Thursday, August 30, 2007

RDF, Document Repositories

I have recently had several discussions with people working on/with various document repository projects. One thing I hear is the increasing understanding of the importance of semantics in repository metadata management. I'm naturally pleased to see this because storage, query, and management of semantics is precisely where projects like mulgara come in.

Now digital repositories are alot more than just a semantic store, there are also issues associated with the actual document storage, retrieval, and the QA, workflow, and various metadata extraction tasks. However these days most repository projects include some sort of semantic store to manage metadata, and the question is reasonably asked - why not just use that?

The reason I recommend considering using mulgara to augment a document repository is due to the additional flexibility gained by doing so. When a repository developer approaches the metadata problem they have a natural tendency to view adopt an 'instance-focused' view of metadata. This is where the focus is on the 'document', where each document is of a given 'document type', and each 'document type' implies corresponding 'attributes'. In contrast, RDF is 'property-focused' --- where the focus is on defining the 'meaning' of 'properties', and a 'document' having a given property 'classifies' the document as belonging to a given 'class of documents'.

While the two are duals they do influence design. If you are taking an instance-focused approach you will find yourself heading towards document-type hierarchies and defined attribute lists. If you take a property-focused approach you will find yourself defining lexicons and ontologies. The former tends towards relational approaches, the latter towards semantic approaches such as RDF. The reason why I believe the semantic approach to be superior is in its flexibility. Hierarchies are predicated on centralised control. Even if you can maintain central control over the document type definitions and their attributes, the very act of standardisation in this manner leaves your project with the unfortunate choice of 'scale' or 'responsive to change'.

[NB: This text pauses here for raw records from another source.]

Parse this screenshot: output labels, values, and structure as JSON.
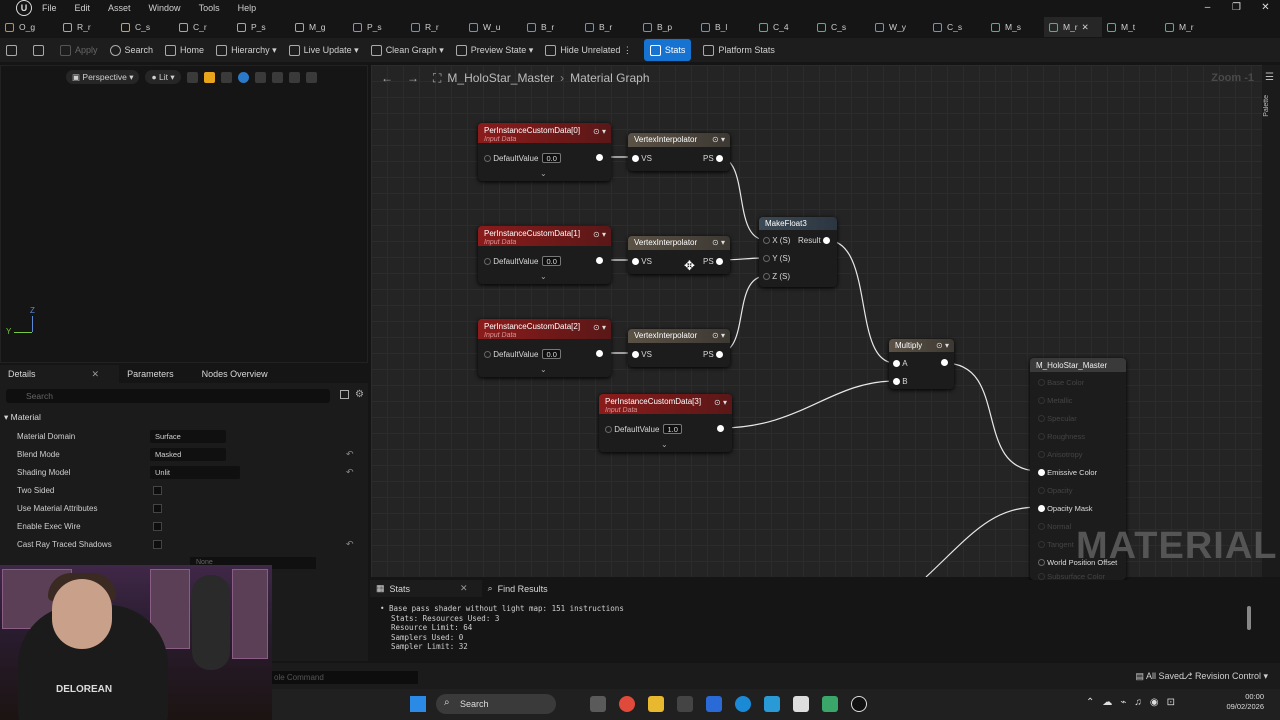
{
  "menu": {
    "items": [
      "File",
      "Edit",
      "Asset",
      "Window",
      "Tools",
      "Help"
    ]
  },
  "tabs": [
    {
      "label": "O_g",
      "color": "#d68a2a"
    },
    {
      "label": "R_r",
      "color": "#9ab"
    },
    {
      "label": "C_s",
      "color": "#d6a23a"
    },
    {
      "label": "C_r",
      "color": "#9ab"
    },
    {
      "label": "P_s",
      "color": "#9ab"
    },
    {
      "label": "M_g",
      "color": "#9ab"
    },
    {
      "label": "P_s",
      "color": "#b07ad6"
    },
    {
      "label": "R_r",
      "color": "#5a9ad6"
    },
    {
      "label": "W_u",
      "color": "#5a9ad6"
    },
    {
      "label": "B_r",
      "color": "#5a9ad6"
    },
    {
      "label": "B_r",
      "color": "#5a9ad6"
    },
    {
      "label": "B_p",
      "color": "#5a9ad6"
    },
    {
      "label": "B_l",
      "color": "#5a9ad6"
    },
    {
      "label": "C_4",
      "color": "#3ac07a"
    },
    {
      "label": "C_s",
      "color": "#3ac07a"
    },
    {
      "label": "W_y",
      "color": "#5a9ad6"
    },
    {
      "label": "C_s",
      "color": "#5a9ad6"
    },
    {
      "label": "M_s",
      "color": "#3ac07a"
    },
    {
      "label": "M_r",
      "color": "#3ac07a",
      "active": true
    },
    {
      "label": "M_t",
      "color": "#3ac07a"
    },
    {
      "label": "M_r",
      "color": "#3ac07a"
    }
  ],
  "toolbar": {
    "apply": "Apply",
    "search": "Search",
    "home": "Home",
    "hierarchy": "Hierarchy",
    "live_update": "Live Update",
    "clean_graph": "Clean Graph",
    "preview_state": "Preview State",
    "hide_unrelated": "Hide Unrelated",
    "stats": "Stats",
    "platform_stats": "Platform Stats"
  },
  "viewport": {
    "perspective": "Perspective",
    "lit": "Lit",
    "axis_z": "Z",
    "axis_y": "Y"
  },
  "details": {
    "tabs": [
      "Details",
      "Parameters",
      "Nodes Overview"
    ],
    "search_placeholder": "Search",
    "section": "Material",
    "props": [
      {
        "label": "Material Domain",
        "value": "Surface"
      },
      {
        "label": "Blend Mode",
        "value": "Masked"
      },
      {
        "label": "Shading Model",
        "value": "Unlit"
      },
      {
        "label": "Two Sided"
      },
      {
        "label": "Use Material Attributes"
      },
      {
        "label": "Enable Exec Wire"
      },
      {
        "label": "Cast Ray Traced Shadows"
      }
    ],
    "none_value": "None"
  },
  "graph": {
    "asset": "M_HoloStar_Master",
    "section": "Material Graph",
    "zoom": "Zoom -1",
    "palette": "Palette",
    "watermark": "MATERIAL",
    "nodes": {
      "pic0": {
        "title": "PerInstanceCustomData[0]",
        "sub": "Input Data",
        "pin": "DefaultValue",
        "val": "0.0"
      },
      "pic1": {
        "title": "PerInstanceCustomData[1]",
        "sub": "Input Data",
        "pin": "DefaultValue",
        "val": "0.0"
      },
      "pic2": {
        "title": "PerInstanceCustomData[2]",
        "sub": "Input Data",
        "pin": "DefaultValue",
        "val": "0.0"
      },
      "pic3": {
        "title": "PerInstanceCustomData[3]",
        "sub": "Input Data",
        "pin": "DefaultValue",
        "val": "1.0"
      },
      "vi": {
        "title": "VertexInterpolator",
        "vs": "VS",
        "ps": "PS"
      },
      "mf3": {
        "title": "MakeFloat3",
        "x": "X (S)",
        "y": "Y (S)",
        "z": "Z (S)",
        "result": "Result"
      },
      "mul": {
        "title": "Multiply",
        "a": "A",
        "b": "B"
      },
      "out": {
        "title": "M_HoloStar_Master",
        "pins": [
          "Base Color",
          "Metallic",
          "Specular",
          "Roughness",
          "Anisotropy",
          "Emissive Color",
          "Opacity",
          "Opacity Mask",
          "Normal",
          "Tangent",
          "World Position Offset",
          "Subsurface Color"
        ]
      }
    }
  },
  "bottom": {
    "tabs": [
      "Stats",
      "Find Results"
    ],
    "lines": [
      "Base pass shader without light map: 151 instructions",
      "Stats: Resources Used: 3",
      "Resource Limit: 64",
      "Samplers Used: 0",
      "Sampler Limit: 32"
    ]
  },
  "statusbar": {
    "cmd": "ole Command",
    "saved": "All Saved",
    "revision": "Revision Control"
  },
  "taskbar": {
    "search": "Search",
    "time": "00:00",
    "date": "09/02/2026"
  },
  "webcam": {
    "shirt": "DELOREAN"
  }
}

RDF and its related standards allow the decentralisation of attribute/property definition, while providing the tools to manage the resulting 'mess'. With the combination of namespaces, RDFS, and assuming the provision of schema repositories, it becomes possible to allow global use and reuse of locally defined 'models'. This is especially relevant when you consider that 'local' should be considered in both temporal and spatial senses - keeping the system responsive both to the differing needs of independent organisations, and the changing requirements of a single entity.

The result is the need for two additional boxes in your architecture diagram. The first, a vocabulary server that allows users to define their own vocabulary extensions, and makes those definitions available to applications and critically capable of management and eventual rationalisation. The second is a metadata server that can store the resulting data and permit ad-hoc querying by applications, and the inferencing required by vocabulary rationalisation. One of the reasons mulgara exists is to provide the storage and query engine required by these components - and so I do enjoy having the chance to talk to people about it.